I would much rather work with people who have a good track record of making it up as they go as opposed to people coming in with a fixed idea of how something should happen and are more likely to misapply whatever lessons led to those views (probably someone elses anyway).
> built a framework for spinning up new fully-deployable services from scratch that gets engineers 90% of the way there (minus the business logic)
I'm guessing that this was based on first-hand experience building such services and witnessing engineers struggle getting new services up. And not so much that you've had specific training or past experience in developing bootstrapping frameworks. This would be my definition of making it up as you go and is great way to do it. Another way is learning how to make bootstrapping frameworks and applying it wherever you can which doesn't go as well.

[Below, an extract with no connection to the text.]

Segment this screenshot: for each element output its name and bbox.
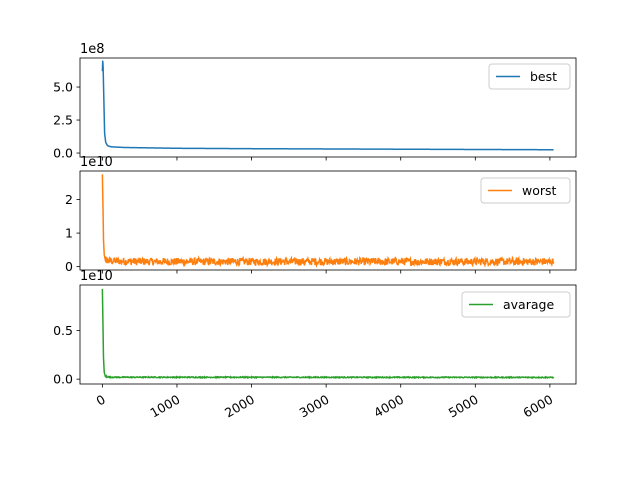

Related thing I'd add: be very careful about taking a dream job; I've seen this happen a few times--it's likely to disappoint. Also dating a minor celebrity crush.
In your particular instance, I would have collaborated with a single team to work on converting a single service over to the new framework. Once some success was made, it would be much easier to make traction with other projects and teams. Also, a vision or a plan doesn't mean you're not winging things as you go.
Building a new framework should be way at the bottom of your list of things to consider. If you do, please make it a blackbox. It's tiring how many details one often needs to get into before being able to do something they could have summarized in a sentence the whole time. But this is a general issue!
Also which "hero" is charging 5k for courses and what form does the course take?
(I work at Red Hat, and my programming heroes are also my colleagues.)
I wonder if it was a course at something like a conference? I think those are expensive. I can't imagine anyone is charging 5k that seems absurd
It just means don't blindly trust the experts.
The problem is idealizing such people in the first place. Sure, they may have had incredible achievements, but they're humans at the end of the day.